Our other forum admin Dulman is willing to take over from me, but she could really use one or more other volunteers to work with her. (I can’t remember if there has been an official announcement, but although Amazingaardvark is still listed as a forum admin, she is in fact no longer volunteering for Sirius.) Especially in the long term, running Sirius is a demanding job that’s a bit too much for one person. So we desperately need volunteers to help with some or all of the following tasks:

  • Moderating the forums
  • Keeping the website (links and articles) up to date
  • Keeping the forum software up to date (or organising a move to another forum provider, where this would be done for us)
  • Dealing with occasional email correspondence, e.g. suggestions of links to add and requests from researchers
  • Managing and updating our Twitter and Facebook accounts (or these could be deleted if they’re not felt to be useful)
  • Advising on ways the site could be run, and in particular how volunteers could be better supported (if you’re not able to volunteer for Sirius but you have experience of volunteering for a similar website/organisation then we would value your input on this)

I will remain on hand indefinitely to advise on any technical issues that come up (especially with our existing software/setup) and I will make sure the site remains financially supported.

If you’re interesting in helping with any of the above, please let me or Dulman know as soon as possible. And if you’ve already made an offer of help and not received a reply from me, please remind me! Thank you. :)

Finally, I’d like to apologise to all of you for not staying on top of things with the site, and for promising updates which (mostly) never delivered. I have been trying to convince myself I could find a way to keep running Sirius when I couldn’t, and that hasn’t been fair on any of you. I’m sorry. Thank you all for your patience with this.

Moon Tree / Seeking Myself

Versatile Blogger Award

I’m really pleased to announce that Sirius Project has been given the Versatile Blogger Award from The Bipolar Project (despite the similar name, we’re not related). Thank you so much! :D

The Versatile Blogger

The rules of the award state that I should share seven things about myself, and pass the award on to 15 recently discovered blogs that I enjoy reading. However, Sara from The Bipolar Project chose to bend the rules a little and give the award only to Sirius, making it all the more special for us. I have decided to follow her lead because 15 is an overwhelmingly large number of blogs, especially if you adhere strictly to the ‘recently discovered’ part!

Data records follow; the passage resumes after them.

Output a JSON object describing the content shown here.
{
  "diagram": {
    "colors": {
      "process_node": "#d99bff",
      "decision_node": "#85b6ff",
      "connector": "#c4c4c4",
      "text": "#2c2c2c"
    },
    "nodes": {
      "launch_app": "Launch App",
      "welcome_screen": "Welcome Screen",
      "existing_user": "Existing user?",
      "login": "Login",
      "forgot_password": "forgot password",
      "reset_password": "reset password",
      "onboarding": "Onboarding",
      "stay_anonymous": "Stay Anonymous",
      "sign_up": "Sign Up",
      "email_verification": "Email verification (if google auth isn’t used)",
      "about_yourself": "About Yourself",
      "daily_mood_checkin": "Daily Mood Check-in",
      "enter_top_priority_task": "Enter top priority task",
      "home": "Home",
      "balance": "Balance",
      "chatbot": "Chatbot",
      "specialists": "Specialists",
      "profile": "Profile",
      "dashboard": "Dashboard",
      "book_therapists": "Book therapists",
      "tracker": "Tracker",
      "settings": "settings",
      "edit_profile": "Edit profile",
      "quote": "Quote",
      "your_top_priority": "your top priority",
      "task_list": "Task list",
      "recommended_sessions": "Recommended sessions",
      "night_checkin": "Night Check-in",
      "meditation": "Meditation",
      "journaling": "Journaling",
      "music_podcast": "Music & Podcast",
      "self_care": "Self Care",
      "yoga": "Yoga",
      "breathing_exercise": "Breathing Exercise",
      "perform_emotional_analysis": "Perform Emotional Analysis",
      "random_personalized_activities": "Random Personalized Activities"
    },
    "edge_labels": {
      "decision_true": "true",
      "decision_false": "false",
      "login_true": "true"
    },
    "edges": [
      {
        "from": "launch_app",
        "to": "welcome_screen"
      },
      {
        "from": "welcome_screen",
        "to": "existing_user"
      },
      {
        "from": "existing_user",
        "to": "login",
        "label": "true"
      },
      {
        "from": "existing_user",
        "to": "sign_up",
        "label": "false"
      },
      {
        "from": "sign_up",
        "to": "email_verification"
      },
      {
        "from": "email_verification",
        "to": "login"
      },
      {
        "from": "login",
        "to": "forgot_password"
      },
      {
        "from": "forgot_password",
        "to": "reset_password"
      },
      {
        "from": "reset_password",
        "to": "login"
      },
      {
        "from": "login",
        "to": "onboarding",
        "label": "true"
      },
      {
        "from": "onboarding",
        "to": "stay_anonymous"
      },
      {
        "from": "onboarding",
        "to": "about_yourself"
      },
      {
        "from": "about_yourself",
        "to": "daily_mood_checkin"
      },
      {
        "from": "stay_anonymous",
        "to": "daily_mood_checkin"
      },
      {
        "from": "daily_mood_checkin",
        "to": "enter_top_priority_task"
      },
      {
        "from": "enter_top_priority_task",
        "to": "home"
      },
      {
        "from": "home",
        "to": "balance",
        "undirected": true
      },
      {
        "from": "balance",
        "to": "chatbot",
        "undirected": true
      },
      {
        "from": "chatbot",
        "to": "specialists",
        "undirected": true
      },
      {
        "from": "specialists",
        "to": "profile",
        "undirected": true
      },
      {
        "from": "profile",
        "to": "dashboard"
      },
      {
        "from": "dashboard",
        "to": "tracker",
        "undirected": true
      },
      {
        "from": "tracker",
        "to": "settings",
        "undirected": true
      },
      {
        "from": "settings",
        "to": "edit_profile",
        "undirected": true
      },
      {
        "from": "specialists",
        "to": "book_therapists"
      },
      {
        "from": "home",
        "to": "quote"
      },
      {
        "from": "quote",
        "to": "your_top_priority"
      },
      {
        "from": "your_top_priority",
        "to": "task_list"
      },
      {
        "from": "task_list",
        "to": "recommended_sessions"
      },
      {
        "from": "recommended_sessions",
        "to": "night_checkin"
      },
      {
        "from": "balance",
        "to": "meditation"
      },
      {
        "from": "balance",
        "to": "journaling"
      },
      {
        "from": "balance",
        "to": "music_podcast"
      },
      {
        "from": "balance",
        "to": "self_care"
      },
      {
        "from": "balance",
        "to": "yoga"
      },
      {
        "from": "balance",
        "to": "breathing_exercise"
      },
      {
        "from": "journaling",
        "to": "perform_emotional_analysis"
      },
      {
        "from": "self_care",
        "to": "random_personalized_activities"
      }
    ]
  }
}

Therefore, the one blog that I’ve chosen as most deserving of the Versatile Blogger award is:

Blooming Lotus by Faith Allen

Faith blogs about her own journey to recovery from childhood sexual abuse, post-traumatic stress disorder and dissociation. Her courage and honesty is inspirational and she is always quick to share the things that have helped her with others – something that’s very in line with our own ethos, of course. Congratulations, Faith! :)

Now to list seven things about myself:

1. I founded Sirius Project back in 2003. At the time, there weren’t many good websites or forums focused on recovering from self-harm (the situation has changed a lot now), so when I realised I wanted to stop cutting I also decided to create a safe place to share with others in the same boat.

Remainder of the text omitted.